Data science as a new interdisciplinary institute. A middle ground to the above approaches may be to organize data science within an interdisciplinary institute; this is a common approach for topics that are inherently multi-disciplinary. Such institutes are already common in academia: for example, the University of Washington is home to the Joint Institute for the Study of Atmosphere and Ocean, which brings together dozens of department, schools, and labs to collaborate on topics related to the climate and the environment. Perhaps such an umbrella institute is the place for data science in the University.

### 2. What is it that academic data scientists want from their job? How can academia offer that?

Moving from university-level issues to personal-level issues, we brainstormed a list of goals that drive data scientists within academia and industry. While scientists are by no means a homogeneous group, most are driven by some combination of the following concerns:

• Salary & other financial compensation
• Stability: the desire to live in one place rather than move every few years
• Opportunity for Advancement
• Respect of Peers
• Opportunity to work on open source software projects
• Opportunity to travel & attend conferences
• Flexibility to work on interesting projects
• Opportunity to publish / freedom from the burden of publishing
• Opportunity to teach / freedom from the burden of teaching
• Opportunity to mentor students / freedom from the burden of mentoring students

I've tried to generally order these from "perks of industry" to "perks of academia" from the perspective of a recently-minted PhD, but this rough one-dimensional categorization misses the variety of opportunities in both worlds.
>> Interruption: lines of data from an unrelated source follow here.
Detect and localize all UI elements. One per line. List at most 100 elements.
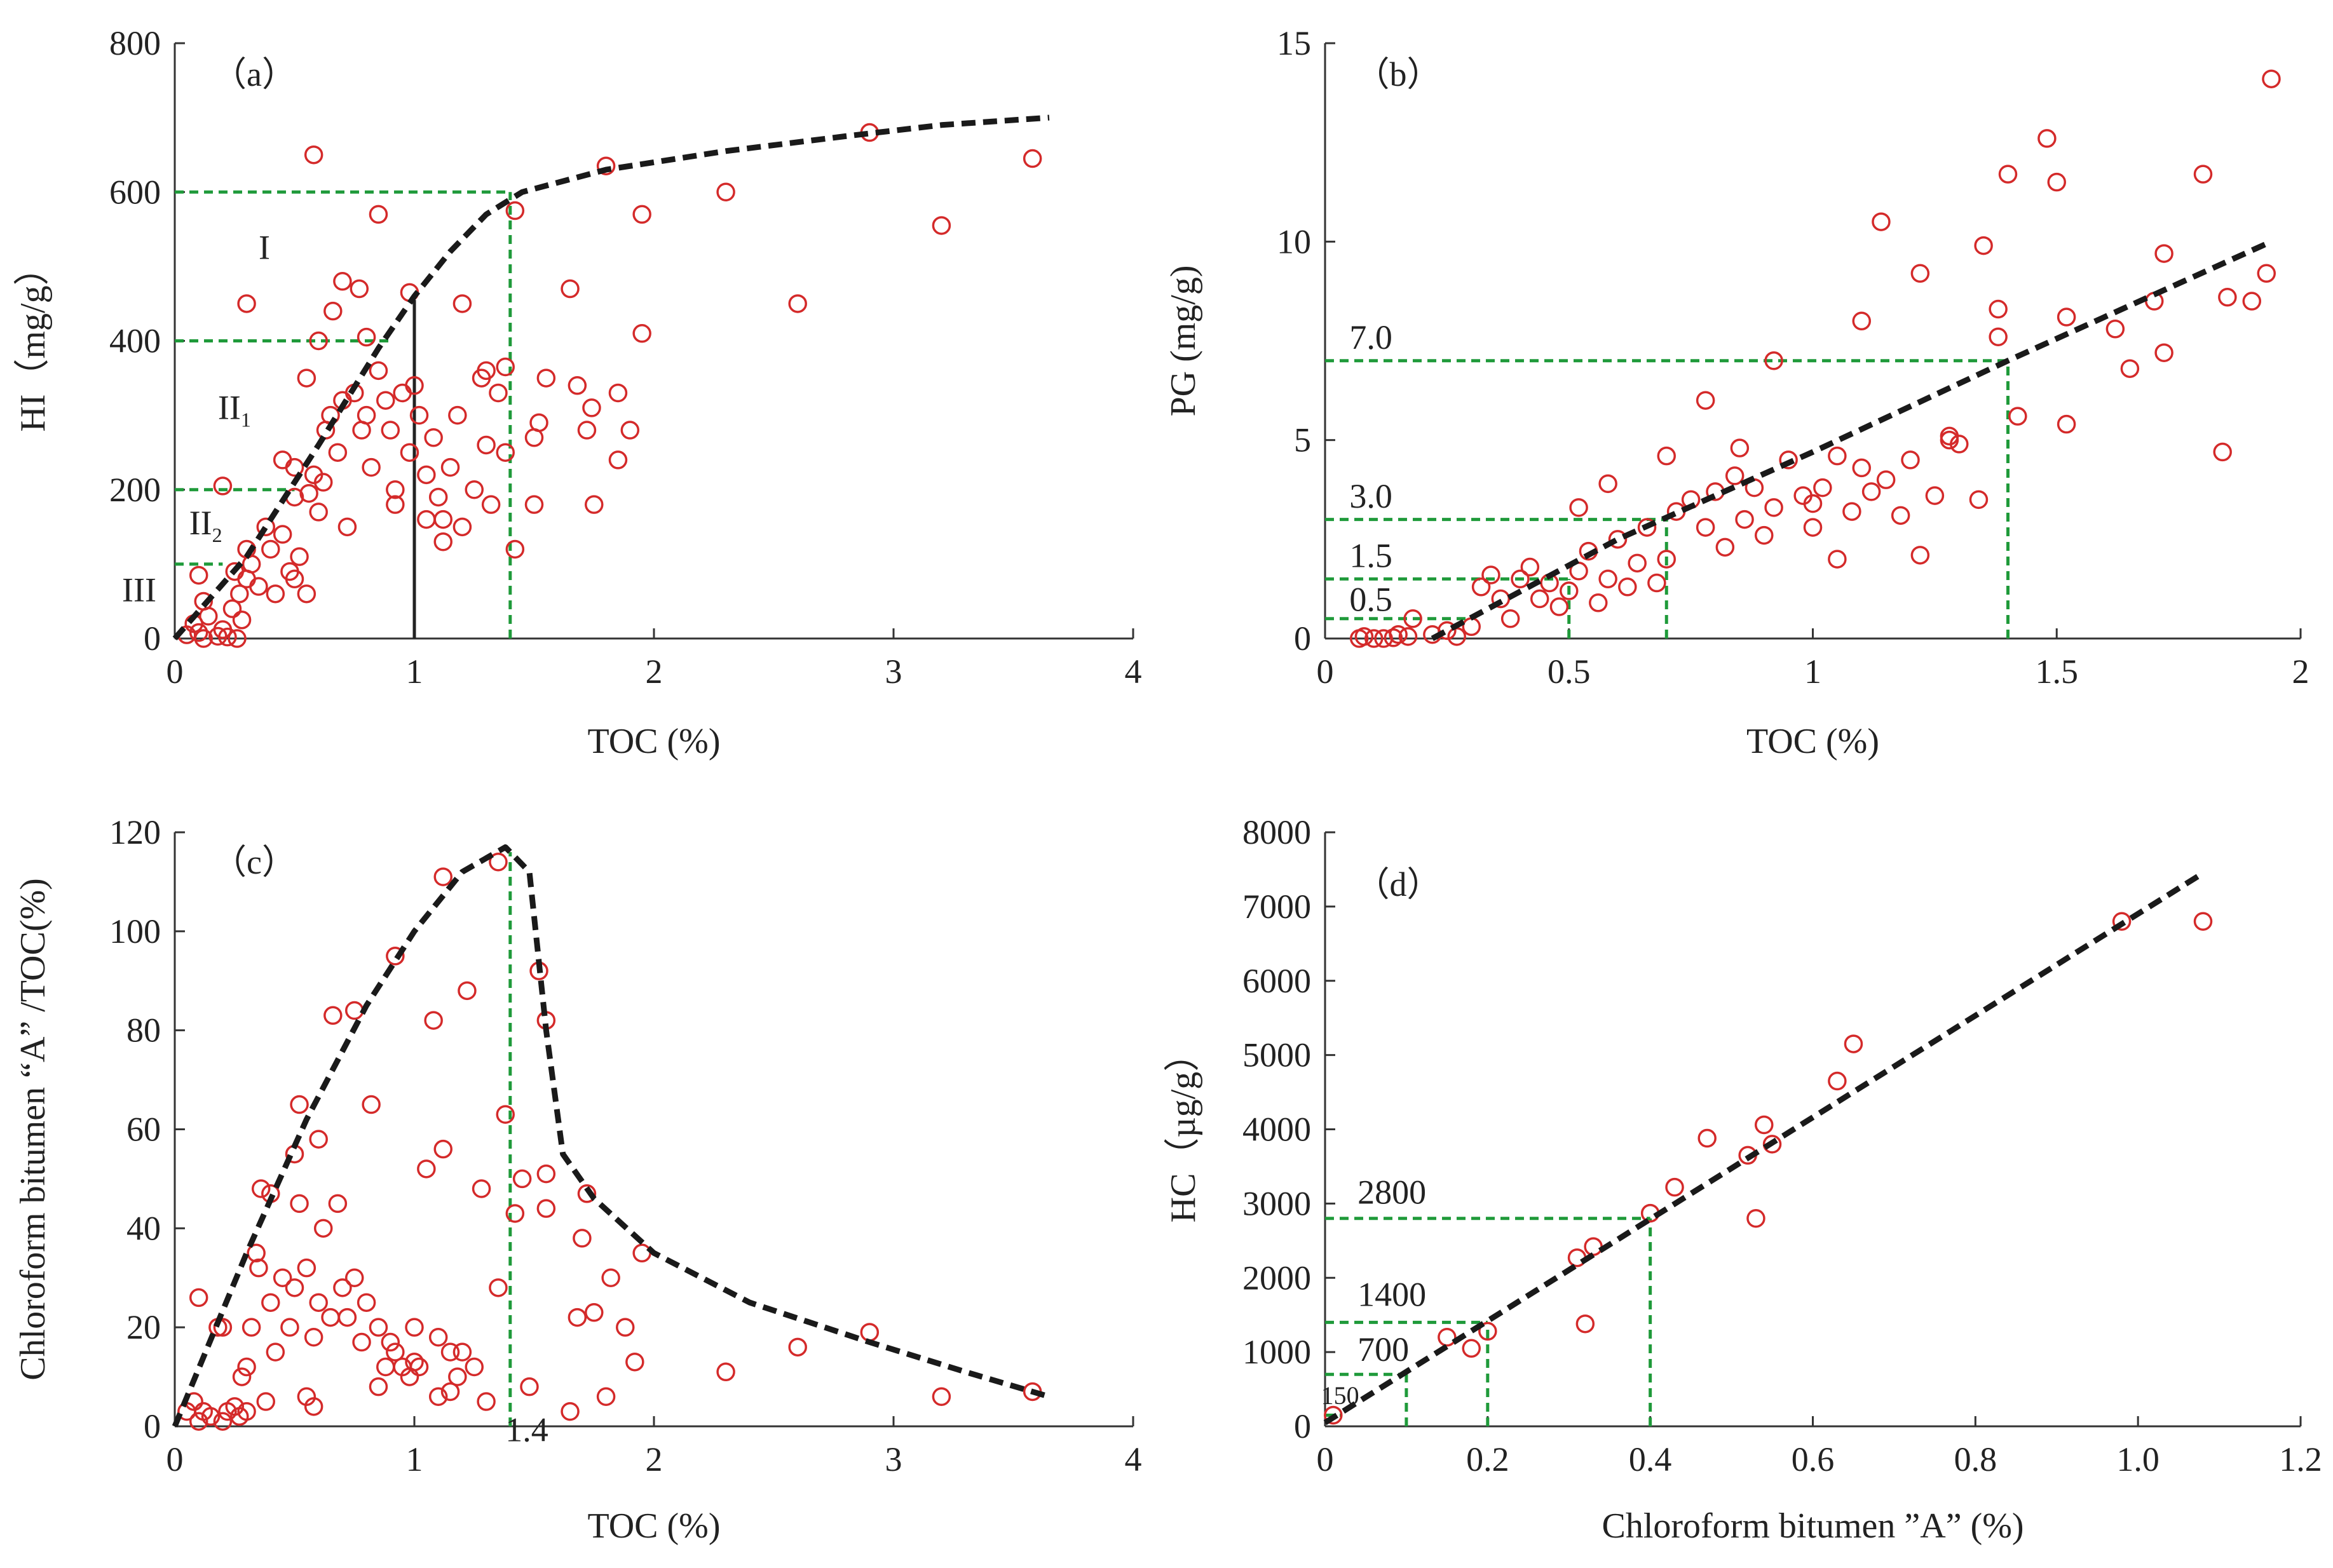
data-point: [309, 1130, 328, 1149]
annotation-label: 3.0: [1349, 477, 1392, 515]
y-tick-label: 120: [109, 813, 161, 851]
data-point: [1844, 1034, 1863, 1053]
data-point: [1647, 573, 1666, 593]
data-point: [1520, 557, 1540, 577]
x-tick-label: 4: [1125, 1440, 1142, 1478]
data-point: [1584, 1237, 1603, 1256]
data-point: [201, 1407, 221, 1426]
data-point: [472, 368, 491, 388]
data-point: [1575, 1314, 1595, 1334]
data-point: [280, 1318, 299, 1337]
data-point: [1910, 546, 1930, 565]
data-point: [2008, 407, 2027, 426]
data-point: [524, 495, 544, 514]
y-tick-label: 10: [1277, 222, 1311, 260]
data-point: [350, 279, 369, 299]
data-point: [601, 1268, 620, 1287]
data-point: [2105, 320, 2125, 339]
panel-b-pg-vs-toc: 0 0.5 1 1.5 2 0 5 10 15 TOC (%) PG (mg/g) （b） 7.0 3.0…: [1164, 24, 2309, 761]
data-point: [433, 1139, 452, 1159]
data-point: [1803, 518, 1823, 537]
data-point: [1608, 530, 1628, 549]
x-tick-label: 2: [646, 652, 663, 691]
data-point: [2154, 244, 2173, 263]
y-tick-label: 200: [109, 471, 161, 509]
data-point: [1697, 1128, 1717, 1148]
data-point: [1998, 165, 2018, 184]
x-tick-label: 0.5: [1547, 652, 1591, 691]
data-point: [536, 1199, 556, 1218]
data-point: [2193, 165, 2213, 184]
data-point: [1852, 311, 1871, 331]
data-point: [333, 272, 352, 291]
data-point: [213, 476, 233, 496]
data-point: [386, 1342, 405, 1362]
data-point: [273, 1268, 292, 1287]
y-tick-label: 7000: [1242, 888, 1311, 926]
data-point: [1628, 553, 1647, 573]
data-point: [189, 1412, 208, 1431]
data-point: [1755, 1115, 1774, 1135]
data-point: [225, 1397, 244, 1416]
data-point: [261, 1293, 280, 1312]
data-point: [218, 627, 237, 647]
data-point: [452, 1342, 472, 1362]
data-point: [2154, 343, 2173, 362]
data-point: [400, 443, 419, 462]
data-point: [1438, 1328, 1457, 1347]
annotation-text: 2800: [1357, 1173, 1426, 1211]
y-tick-label: 0: [144, 619, 161, 658]
x-tick-label: 1: [406, 652, 423, 691]
y-tick-label: 20: [126, 1308, 161, 1346]
data-point: [1725, 466, 1745, 485]
annotation-text: 700: [1357, 1330, 1409, 1369]
data-point: [237, 1402, 256, 1421]
data-point: [1598, 474, 1617, 494]
x-tick-label: 0: [1317, 1440, 1334, 1478]
panel-label: （a）: [212, 55, 296, 93]
panel-label: （d）: [1356, 865, 1441, 903]
data-point: [1755, 525, 1774, 545]
data-point: [2213, 442, 2232, 462]
data-point: [448, 405, 467, 425]
data-point: [1950, 435, 1969, 454]
trend-line: [1431, 239, 2273, 641]
data-point: [1569, 498, 1588, 517]
data-point: [228, 629, 247, 648]
data-point: [1779, 450, 1798, 470]
data-point: [337, 1308, 357, 1327]
data-point: [577, 421, 597, 440]
data-point: [608, 450, 628, 470]
data-point: [458, 981, 477, 1001]
data-point: [1389, 625, 1408, 644]
data-point: [1560, 581, 1579, 600]
data-point: [1364, 629, 1384, 648]
data-point: [1511, 569, 1530, 589]
annotation-label: 0.5: [1349, 580, 1392, 618]
data-point: [417, 465, 436, 485]
data-point: [225, 562, 244, 581]
data-point: [582, 398, 601, 417]
data-point: [616, 1318, 635, 1337]
x-tick-label: 0: [167, 1440, 184, 1478]
data-point: [433, 532, 452, 551]
x-tick-label: 1: [406, 1440, 423, 1478]
data-point: [2262, 69, 2281, 88]
data-point: [1974, 236, 1993, 255]
data-point: [290, 1194, 309, 1213]
x-tick-label: 0.6: [1792, 1440, 1835, 1478]
y-tick-label: 0: [144, 1407, 161, 1445]
x-tick-label: 0: [1317, 652, 1334, 691]
data-point: [232, 610, 252, 630]
data-point: [357, 327, 376, 347]
data-point: [285, 569, 304, 589]
data-point: [472, 1179, 491, 1198]
data-point: [1925, 486, 1945, 505]
data-point: [2242, 292, 2261, 311]
data-point: [369, 1318, 388, 1337]
annotation-text: 7.0: [1349, 318, 1392, 356]
data-point: [1762, 1135, 1782, 1154]
data-point: [1803, 494, 1823, 513]
data-point: [213, 1412, 233, 1431]
data-point: [428, 487, 448, 507]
For example, some academic research scientists do not spend time teaching or mentoring students, and some tech industry jobs contain the type of flexibility usually associated with academic research.

Those younger participants in our conversation who have most recently been "in the game", so to speak, especially noted problems in academia with the first three points. Compared to an industry data scientist position, an academic post-doc has some distinct disadvantages:

### Michigan State: new Applied Computation Department

Another active participant in the discussion was Steve Hsu, Vice President for Research at Michigan State University. He shared some exciting news about a new development at Michigan State: the creation of a new department, tentatively called Applied Computation and Mathematics. According to Steve, MSU will soon be hiring around twenty interdisciplinary tenure-track faculty, who will have one foot in their home department and one foot in this new department. MSU already has many impressive researchers working in data-intensive areas across the university: with this effort I'm excited to see the dynamic interdisciplinary community they will build.

## Conclusion

The SciFoo discussion was excellent, as was the weekend as a whole: I would like to take this chance to thank O'Reilly Media, Digital Science, Nature Publishing Group, and Google for making it all possible.

Nearly a year after my Brain Drain brain dump, I am thrilled to see that there are so many good people thinking about and working on these problems, and so many real solutions both in process and on the horizon. While the lure of a well-funded tech industry will doubtless still attract a steady stream of scientists away from their academic research, I'm heartened to see such focused effort toward carving-out niches within academia for those who have so much to contribute.